What I Read – March 2026

Read:

The Singer’s Gun – Emily St. John Mandel (Vintage Books, 2015)

The School for Good Mothers – Jessamine Chan (Simon & Schuster, 2022)

Agnes Aubert’s Mystical Cat Shelter – Heather Fawcett (Penguin Random House Audio, 2026)

The Two Towers – J.R.R. Tolkien (Houghton Mifflin Co., 1965)

Here for a Good Time – Kim Spencer (Tundra Book Group, 2026)

Heads of the Coloured People – Nafissa Thompson-Spires (37 Ink, 2018)

The Finest Hotel in Kabul – Lyse Doucet (Allen Lane, 2025)

A Theatre for Dreamers – Polly Samson (Harper Collins Publishers, 2020)

Currently Reading:

The Return of the King – J.R.R. Tolkien

The Remembered Soldier – Anjet Daanje

So Long, See You Tomorrow – William Maxwell

Kin – Tayari Jones

Thoughts:

I was surprised, at the end of the month, to find I had read 8 books in March. I brought 3 books with me to Hong Kong plus others as ebooks and I didn’t finish a single one. (Peter finished the book he brought and so I gave him one of my extras to read.) 8 is a perfectly respectable number and I don’t regret a single minute I spent not reading in Hong Kong. I was pleased with myself because I thought to borrow an e-copy of The Return of the King on Libby and so we were still able to do our family chapter book time before bed, although we didn’t do it every night of the trip.

What’s Next:

In a similar manner, I didn’t write a lot of book reviews in March. I had scheduled ahead of time and then sort of lost my energy around it leading up to our trip. At this moment, I don’t plan on going back to review any more of the books I read in March. I do have a lot of books I’m excited to read right now, including some more ARCs I’ve been lucky enough to get a hold of so I expect my reviews to ramp up again in a week or so. Next week you can probably just expect more Hong Kong pictures.

2026 Reading Goals:

30/100 books (8 in March)

Theological: 0/12

Translated Works: 2/12 (none in March)

Pre-2025 TBR: 6/25 (Heads of the Coloured People and A Theatre for Dreamers both since 2020)

Goliaths: 4/6 (none in March)

Owned: 5/25 (The Singer’s Gun and A Theatre for Dreamers)

Current TBR: 145 books (previously 143)

Pearl’s List:

26/100 (8 in March)

The Hybrid Prince – Tui T. Sutherland

The Ship of the Dead – Rick Riordan

Starclimber – Kenneth Oppel

The Two Towers – J.R.R. Tolkien

The Brightest Night – Tui T. Sutherland

Silverwing – Kenneth Oppel

The Last Dragon on Mars – Scott Reintgen

Murder at the Museum – Alasdair Beckett-King

5 thoughts on “What I Read – March 2026”

    1. I just finished Kin and I mostly enjoyed it. I’ll be interested to hear your thoughts.

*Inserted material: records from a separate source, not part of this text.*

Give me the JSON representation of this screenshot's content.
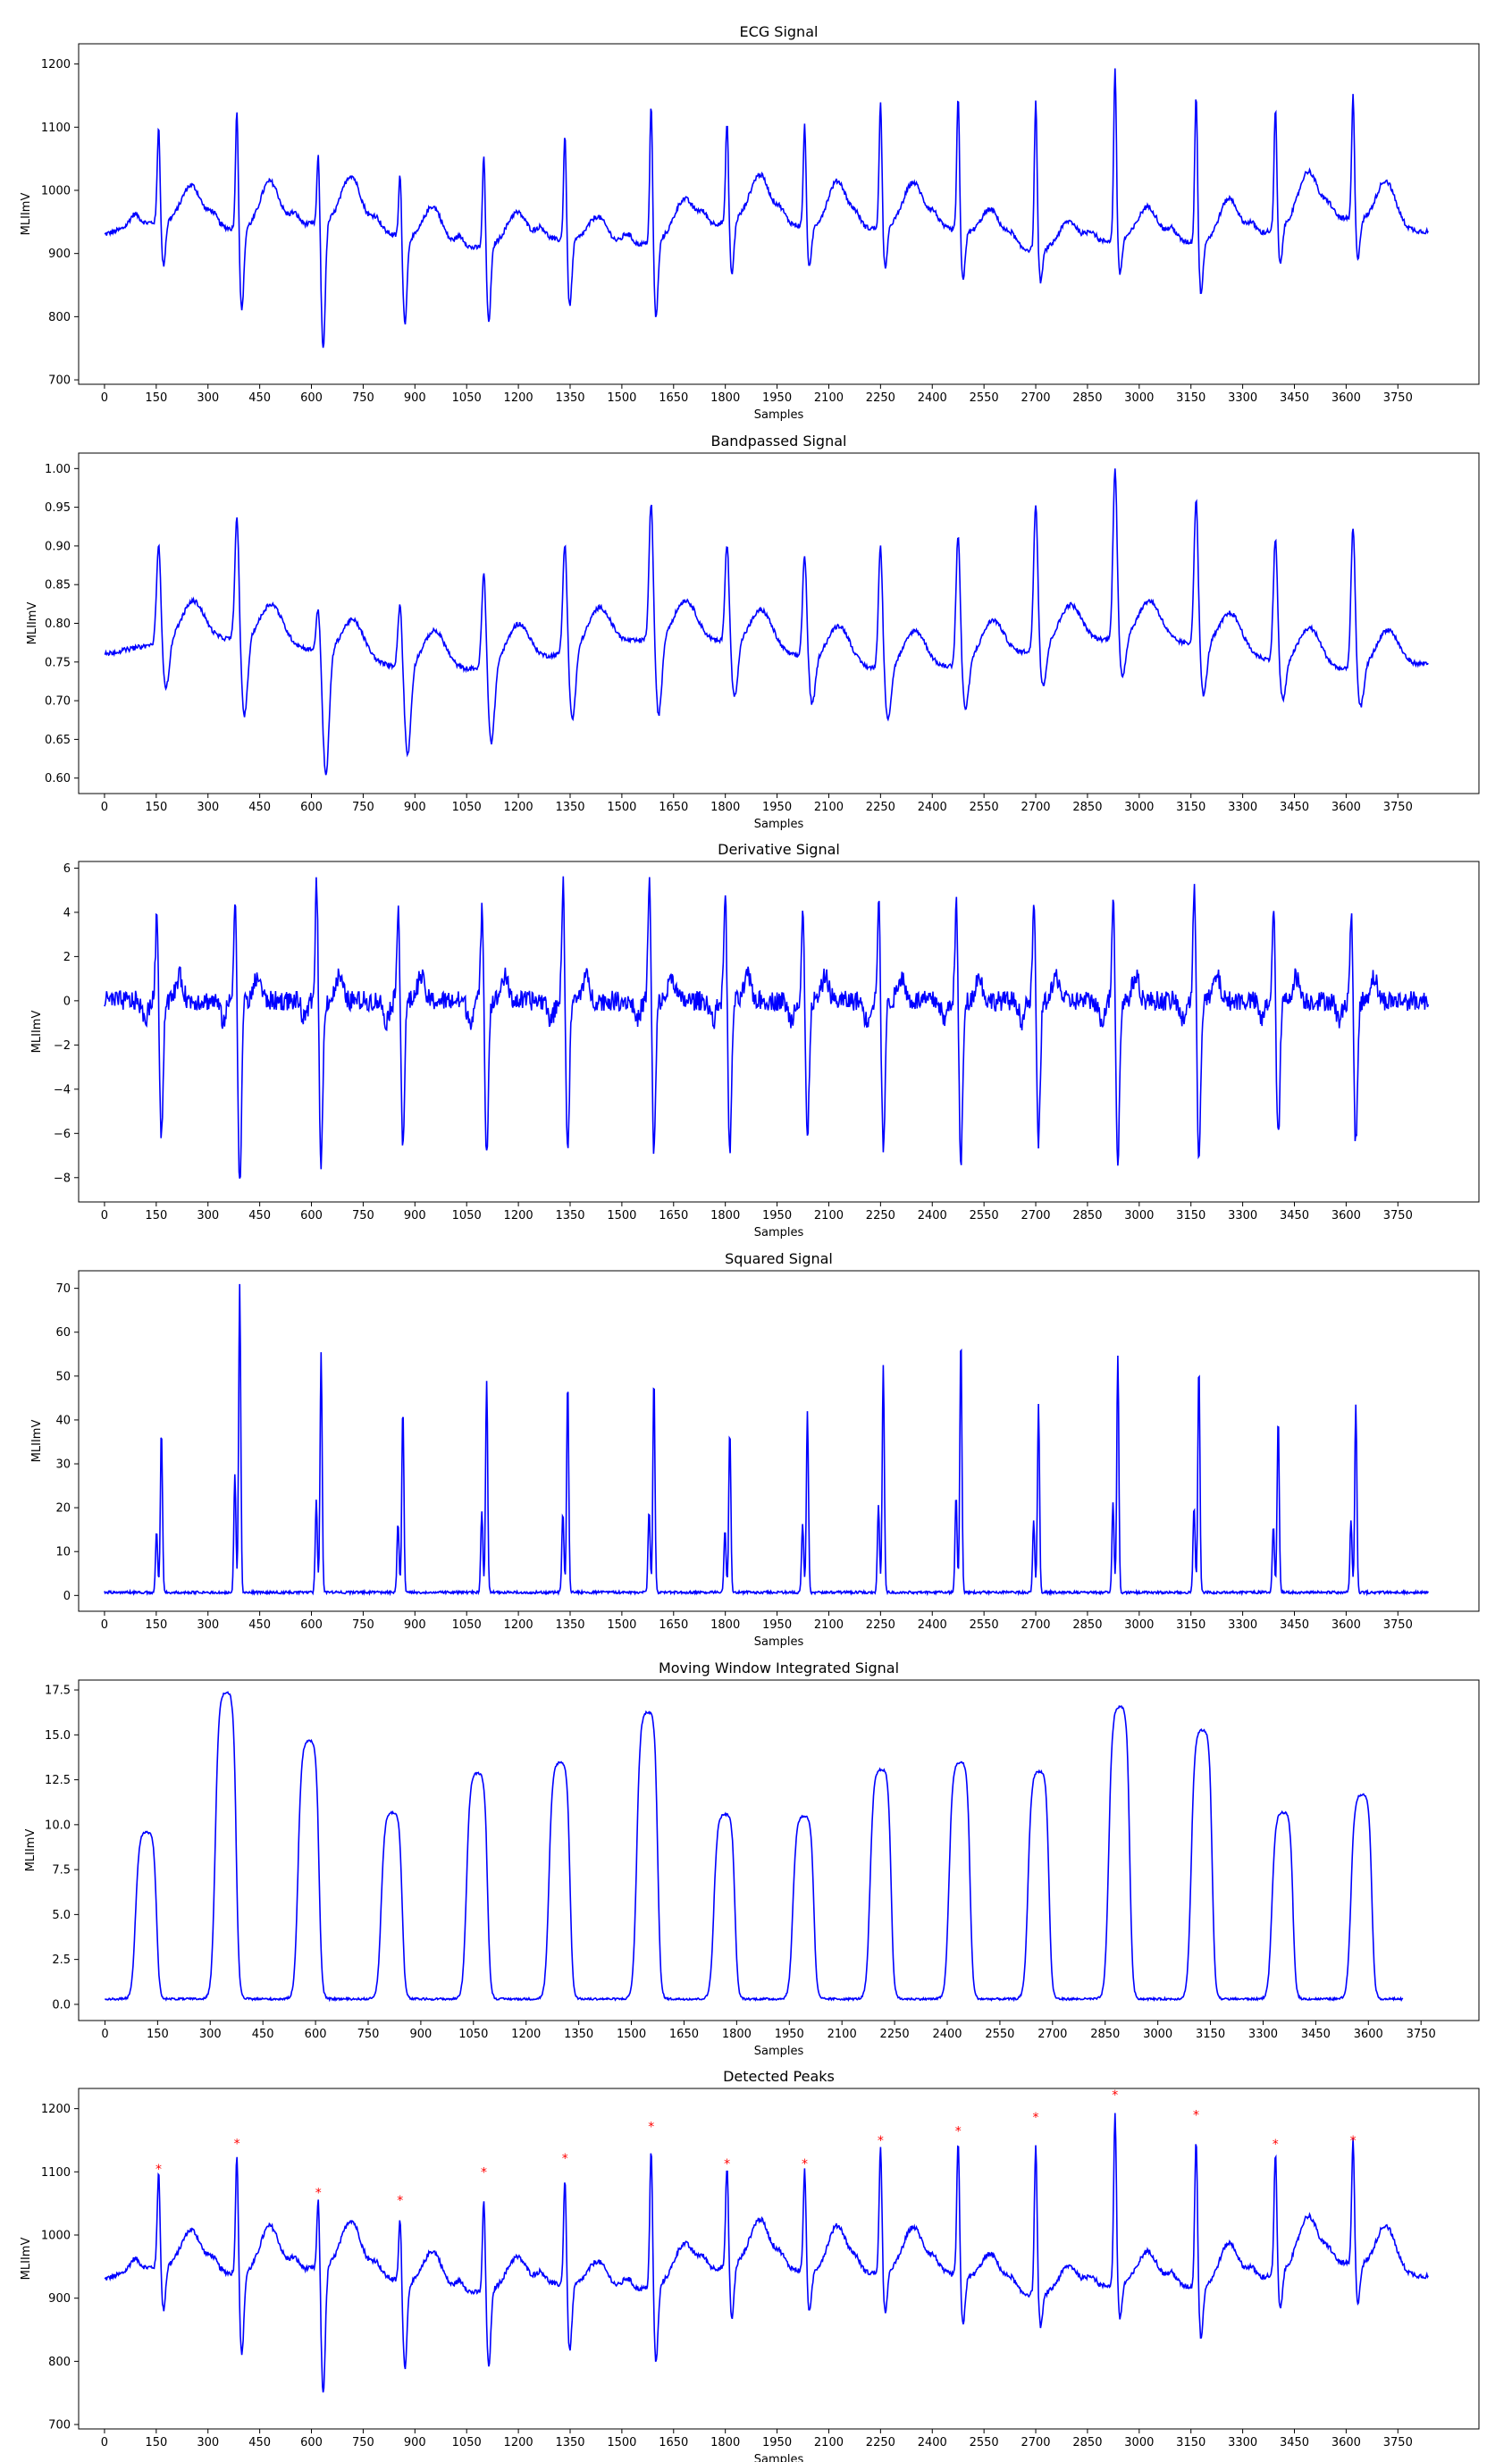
{
  "chart_data": [
    {
      "type": "line",
      "title": "ECG Signal",
      "xlabel": "Samples",
      "ylabel": "MLIImV",
      "xlim": [
        -75,
        3985
      ],
      "ylim": [
        693,
        1232
      ],
      "xticks": [
        0,
        150,
        300,
        450,
        600,
        750,
        900,
        1050,
        1200,
        1350,
        1500,
        1650,
        1800,
        1950,
        2100,
        2250,
        2400,
        2550,
        2700,
        2850,
        3000,
        3150,
        3300,
        3450,
        3600,
        3750
      ],
      "yticks": [
        700,
        800,
        900,
        1000,
        1100,
        1200
      ],
      "ytick_labels": [
        "700",
        "800",
        "900",
        "1000",
        "1100",
        "1200"
      ],
      "series": [
        {
          "color": "#0000ff",
          "kind": "ecg"
        }
      ]
    },
    {
      "type": "line",
      "title": "Bandpassed Signal",
      "xlabel": "Samples",
      "ylabel": "MLIImV",
      "xlim": [
        -75,
        3985
      ],
      "ylim": [
        0.58,
        1.02
      ],
      "xticks": [
        0,
        150,
        300,
        450,
        600,
        750,
        900,
        1050,
        1200,
        1350,
        1500,
        1650,
        1800,
        1950,
        2100,
        2250,
        2400,
        2550,
        2700,
        2850,
        3000,
        3150,
        3300,
        3450,
        3600,
        3750
      ],
      "yticks": [
        0.6,
        0.65,
        0.7,
        0.75,
        0.8,
        0.85,
        0.9,
        0.95,
        1.0
      ],
      "ytick_labels": [
        "0.60",
        "0.65",
        "0.70",
        "0.75",
        "0.80",
        "0.85",
        "0.90",
        "0.95",
        "1.00"
      ],
      "series": [
        {
          "color": "#0000ff",
          "kind": "bandpass"
        }
      ]
    },
    {
      "type": "line",
      "title": "Derivative Signal",
      "xlabel": "Samples",
      "ylabel": "MLIImV",
      "xlim": [
        -75,
        3985
      ],
      "ylim": [
        -9.1,
        6.3
      ],
      "xticks": [
        0,
        150,
        300,
        450,
        600,
        750,
        900,
        1050,
        1200,
        1350,
        1500,
        1650,
        1800,
        1950,
        2100,
        2250,
        2400,
        2550,
        2700,
        2850,
        3000,
        3150,
        3300,
        3450,
        3600,
        3750
      ],
      "yticks": [
        -8,
        -6,
        -4,
        -2,
        0,
        2,
        4,
        6
      ],
      "ytick_labels": [
        "−8",
        "−6",
        "−4",
        "−2",
        "0",
        "2",
        "4",
        "6"
      ],
      "series": [
        {
          "color": "#0000ff",
          "kind": "derivative"
        }
      ]
    },
    {
      "type": "line",
      "title": "Squared Signal",
      "xlabel": "Samples",
      "ylabel": "MLIImV",
      "xlim": [
        -75,
        3985
      ],
      "ylim": [
        -3.6,
        74
      ],
      "xticks": [
        0,
        150,
        300,
        450,
        600,
        750,
        900,
        1050,
        1200,
        1350,
        1500,
        1650,
        1800,
        1950,
        2100,
        2250,
        2400,
        2550,
        2700,
        2850,
        3000,
        3150,
        3300,
        3450,
        3600,
        3750
      ],
      "yticks": [
        0,
        10,
        20,
        30,
        40,
        50,
        60,
        70
      ],
      "ytick_labels": [
        "0",
        "10",
        "20",
        "30",
        "40",
        "50",
        "60",
        "70"
      ],
      "series": [
        {
          "color": "#0000ff",
          "kind": "squared"
        }
      ]
    },
    {
      "type": "line",
      "title": "Moving Window Integrated Signal",
      "xlabel": "Samples",
      "ylabel": "MLIImV",
      "xlim": [
        -75,
        3915
      ],
      "ylim": [
        -0.9,
        18.05
      ],
      "xticks": [
        0,
        150,
        300,
        450,
        600,
        750,
        900,
        1050,
        1200,
        1350,
        1500,
        1650,
        1800,
        1950,
        2100,
        2250,
        2400,
        2550,
        2700,
        2850,
        3000,
        3150,
        3300,
        3450,
        3600,
        3750
      ],
      "yticks": [
        0.0,
        2.5,
        5.0,
        7.5,
        10.0,
        12.5,
        15.0,
        17.5
      ],
      "ytick_labels": [
        "0.0",
        "2.5",
        "5.0",
        "7.5",
        "10.0",
        "12.5",
        "15.0",
        "17.5"
      ],
      "series": [
        {
          "color": "#0000ff",
          "kind": "mwi"
        }
      ]
    },
    {
      "type": "line",
      "title": "Detected Peaks",
      "xlabel": "Samples",
      "ylabel": "MLIImV",
      "xlim": [
        -75,
        3985
      ],
      "ylim": [
        693,
        1232
      ],
      "xticks": [
        0,
        150,
        300,
        450,
        600,
        750,
        900,
        1050,
        1200,
        1350,
        1500,
        1650,
        1800,
        1950,
        2100,
        2250,
        2400,
        2550,
        2700,
        2850,
        3000,
        3150,
        3300,
        3450,
        3600,
        3750
      ],
      "yticks": [
        700,
        800,
        900,
        1000,
        1100,
        1200
      ],
      "ytick_labels": [
        "700",
        "800",
        "900",
        "1000",
        "1100",
        "1200"
      ],
      "series": [
        {
          "color": "#0000ff",
          "kind": "ecg"
        }
      ],
      "peaks": {
        "color": "#ff0000",
        "x": [
          157,
          384,
          620,
          857,
          1100,
          1335,
          1585,
          1805,
          2030,
          2250,
          2475,
          2700,
          2930,
          3165,
          3395,
          3620
        ],
        "y": [
          1105,
          1145,
          1067,
          1055,
          1100,
          1122,
          1172,
          1113,
          1113,
          1150,
          1165,
          1187,
          1222,
          1190,
          1144,
          1150
        ]
      }
    }
  ],
  "beats": {
    "x": [
      157,
      384,
      620,
      857,
      1100,
      1335,
      1585,
      1805,
      2030,
      2250,
      2475,
      2700,
      2930,
      3165,
      3395,
      3620
    ],
    "ecg_r": [
      1105,
      1145,
      1067,
      1055,
      1100,
      1122,
      1172,
      1113,
      1113,
      1150,
      1165,
      1187,
      1222,
      1190,
      1144,
      1150
    ],
    "ecg_s": [
      840,
      780,
      710,
      775,
      790,
      805,
      790,
      825,
      845,
      845,
      835,
      860,
      855,
      830,
      850,
      850
    ],
    "bp_r": [
      0.91,
      0.94,
      0.84,
      0.865,
      0.905,
      0.925,
      0.96,
      0.91,
      0.915,
      0.94,
      0.95,
      0.97,
      1.0,
      0.97,
      0.94,
      0.965
    ],
    "bp_s": [
      0.7,
      0.66,
      0.598,
      0.645,
      0.66,
      0.67,
      0.66,
      0.69,
      0.7,
      0.695,
      0.7,
      0.71,
      0.71,
      0.695,
      0.71,
      0.71
    ],
    "d_max": [
      4.0,
      5.1,
      5.6,
      4.6,
      4.5,
      5.5,
      5.7,
      5.2,
      4.3,
      4.6,
      4.6,
      4.6,
      5.1,
      5.2,
      4.2,
      4.1
    ],
    "d_min": [
      -6.1,
      -8.4,
      -7.4,
      -6.5,
      -6.9,
      -6.9,
      -6.9,
      -7.0,
      -6.4,
      -6.7,
      -7.6,
      -6.5,
      -7.4,
      -7.0,
      -6.3,
      -6.5
    ],
    "sq_pk": [
      37,
      70,
      55,
      42,
      48,
      48,
      49,
      37,
      41,
      52,
      58,
      43,
      54,
      52,
      40,
      43
    ],
    "mwi_pk": [
      9.3,
      17.1,
      14.4,
      10.4,
      12.6,
      13.2,
      16.0,
      10.3,
      10.2,
      12.8,
      13.2,
      12.7,
      16.3,
      15.0,
      10.4,
      11.4
    ]
  }
}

      It was a very guilt-free holiday in many ways and I’m grateful for that! Because I was returning to this place where I had history and some complicated feelings around, I actually devoted a whole therapy session to emotionally prepping for this trip and I think it made so many parts better.

    2. I didn’t realize you had a lot of complicated feelings around your origins in Hong Kong, though I can make some guesses as to why. If you want to share, I’d love to know, but if not, no worries.

    3. I was pretty young when we left HK but it looms large in our family history. I was born there but I’m not really from there. I often don’t know how to answer when people ask where I’m from because to say Hong Kong feels both true and untrue. At best, it requires follow-up conversation! These days, kids like my brother and I are called Third Culture Kids but there were no terms like that in the 80s and 90s and I don’t always feel like that one applies to me. We moved “back” to Canada but I had never lived there before. There wasn’t a lot of work done to explain or support us as kids through such a big move and that had repercussions throughout our childhood, I think. Returning with my own children gave me an opportunity to see HK both through their eyes and as a parent now myself. And to just enjoy the city as it is now. I’m always going to have a connection to it and that feels easier now.

    4. I can see how it might feel weird to basically say that you were a rootless transient for a long time, but now you have a strong Canadian identity. I’m glad this trip was both enjoyable and healing.